No adrenaline this time. No battle. No desperate relief at surviving. Just her and me in a quiet hangar, finally admitting what we'd both been avoiding.
She froze for a heartbeat, then kissed me back—fierce and hungry and raw. Her hands fisted in my shirt. My fingers tangled in her hair. We held each other like drowning people clinging to wreckage.
When we finally pulled apart, we were both breathing hard.
"I don't know what this is yet," Natasha whispered. "Don't know what it becomes or how long it lasts or if it's even healthy given our respective psychological damage."
"Neither do I," I admitted. "But I'm willing to figure it out. If you are."

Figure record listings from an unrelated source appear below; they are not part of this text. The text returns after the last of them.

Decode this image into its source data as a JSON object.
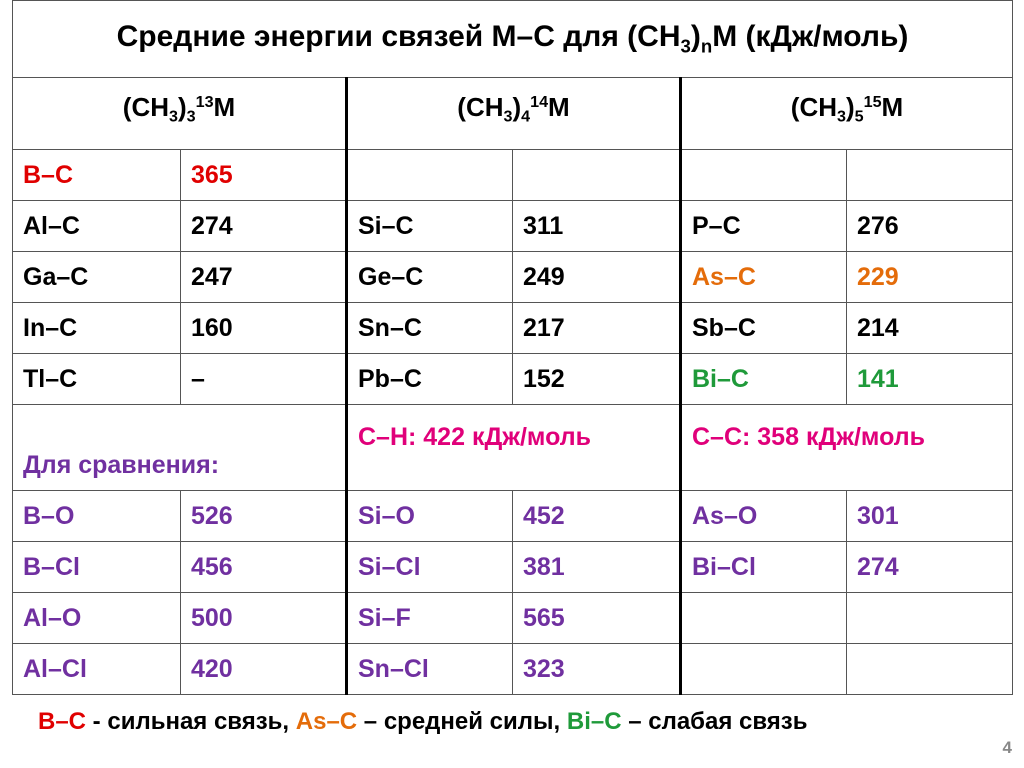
{
  "title": [
    "Средние энергии связей M–C для (CH",
    "3",
    ")",
    "n",
    "M (кДж/моль)"
  ],
  "table": {
    "headers": [
      [
        "(CH",
        "3",
        ")",
        "3",
        "13",
        "M"
      ],
      [
        "(CH",
        "3",
        ")",
        "4",
        "14",
        "M"
      ],
      [
        "(CH",
        "3",
        ")",
        "5",
        "15",
        "M"
      ]
    ],
    "rows": [
      [
        {
          "bond": "B–C",
          "value": 365,
          "color": "#e00000"
        },
        null,
        null
      ],
      [
        {
          "bond": "Al–C",
          "value": 274
        },
        {
          "bond": "Si–C",
          "value": 311
        },
        {
          "bond": "P–C",
          "value": 276
        }
      ],
      [
        {
          "bond": "Ga–C",
          "value": 247
        },
        {
          "bond": "Ge–C",
          "value": 249
        },
        {
          "bond": "As–C",
          "value": 229,
          "color": "#e46c0a"
        }
      ],
      [
        {
          "bond": "In–C",
          "value": 160
        },
        {
          "bond": "Sn–C",
          "value": 217
        },
        {
          "bond": "Sb–C",
          "value": 214
        }
      ],
      [
        {
          "bond": "Tl–C",
          "value": "–"
        },
        {
          "bond": "Pb–C",
          "value": 152
        },
        {
          "bond": "Bi–C",
          "value": 141,
          "color": "#1f9a3a"
        }
      ]
    ],
    "comparison": {
      "label": "Для сравнения:",
      "color": "#7030a0",
      "notes": [
        {
          "text": "C–H:  422 кДж/моль",
          "color": "#e0007a"
        },
        {
          "text": "C–C:  358 кДж/моль",
          "color": "#e0007a"
        }
      ],
      "rows": [
        [
          {
            "bond": "B–O",
            "value": 526
          },
          {
            "bond": "Si–O",
            "value": 452
          },
          {
            "bond": "As–O",
            "value": 301
          }
        ],
        [
          {
            "bond": "B–Cl",
            "value": 456
          },
          {
            "bond": "Si–Cl",
            "value": 381
          },
          {
            "bond": "Bi–Cl",
            "value": 274
          }
        ],
        [
          {
            "bond": "Al–O",
            "value": 500
          },
          {
            "bond": "Si–F",
            "value": 565
          },
          null
        ],
        [
          {
            "bond": "Al–Cl",
            "value": 420
          },
          {
            "bond": "Sn–Cl",
            "value": 323
          },
          null
        ]
      ]
    }
  },
  "footer": [
    {
      "text": "B–C",
      "color": "#e00000"
    },
    {
      "text": " - сильная связь, "
    },
    {
      "text": "As–C",
      "color": "#e46c0a"
    },
    {
      "text": " – средней силы, "
    },
    {
      "text": "Bi–C",
      "color": "#1f9a3a"
    },
    {
      "text": " – слабая связь"
    }
  ],
  "page_number": 4
}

"I am." She rested her forehead against mine. "But slowly. At my pace. With no expectations and no pressure."
"Deal."
"And you have to promise—if this goes wrong, if I can't handle it, if I need space—you won't take it personally."
"I promise."
She smiled slightly. "You're too accommodating. It's suspicious."
"Or I'm just traumatized enough to understand that relationships don't come with instruction manuals and the best we can do is try."

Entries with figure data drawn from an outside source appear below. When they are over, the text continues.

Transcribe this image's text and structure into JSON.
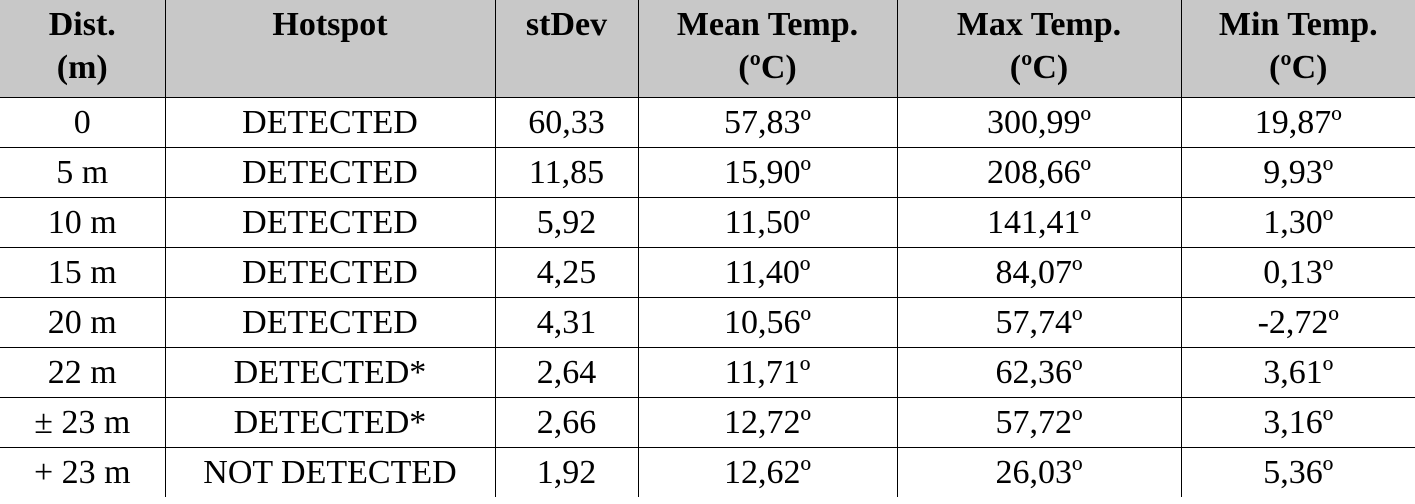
{
  "table": {
    "header": [
      [
        "Dist.",
        "(m)"
      ],
      [
        "Hotspot",
        ""
      ],
      [
        "stDev",
        ""
      ],
      [
        "Mean Temp.",
        "(ºC)"
      ],
      [
        "Max Temp.",
        "(ºC)"
      ],
      [
        "Min Temp.",
        "(ºC)"
      ]
    ],
    "rows": [
      [
        "0",
        "DETECTED",
        "60,33",
        "57,83º",
        "300,99º",
        "19,87º"
      ],
      [
        "5 m",
        "DETECTED",
        "11,85",
        "15,90º",
        "208,66º",
        "9,93º"
      ],
      [
        "10 m",
        "DETECTED",
        "5,92",
        "11,50º",
        "141,41º",
        "1,30º"
      ],
      [
        "15 m",
        "DETECTED",
        "4,25",
        "11,40º",
        "84,07º",
        "0,13º"
      ],
      [
        "20 m",
        "DETECTED",
        "4,31",
        "10,56º",
        "57,74º",
        "-2,72º"
      ],
      [
        "22 m",
        "DETECTED*",
        "2,64",
        "11,71º",
        "62,36º",
        "3,61º"
      ],
      [
        "± 23 m",
        "DETECTED*",
        "2,66",
        "12,72º",
        "57,72º",
        "3,16º"
      ],
      [
        "+ 23 m",
        "NOT DETECTED",
        "1,92",
        "12,62º",
        "26,03º",
        "5,36º"
      ]
    ]
  },
  "colors": {
    "header_background": "#c8c8c8",
    "grid_lines": "#000000"
  }
}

"That's depressingly accurate."
"I have my moments."
We stood together in the hangar, holding each other while the Helicarrier hummed around us. Outside, the world was rebuilding. SHIELD was reorganizing. And somewhere in Washington, Senator Stern was probably plotting revenge for my subtle exposure of his HYDRA connections.
But right now, none of that mattered.
Right now, I had Natasha in my arms, admitting feelings she'd buried under years of training and trauma. Had SHIELD consultant status giving me access to intelligence I'd need for future operations. Had an organization positioned to survive whatever came next.
Three to four years until void corruption killed me. Maybe less.
But moments like this? Moments where broken people chose to trust each other anyway?
Those were worth every second I had left.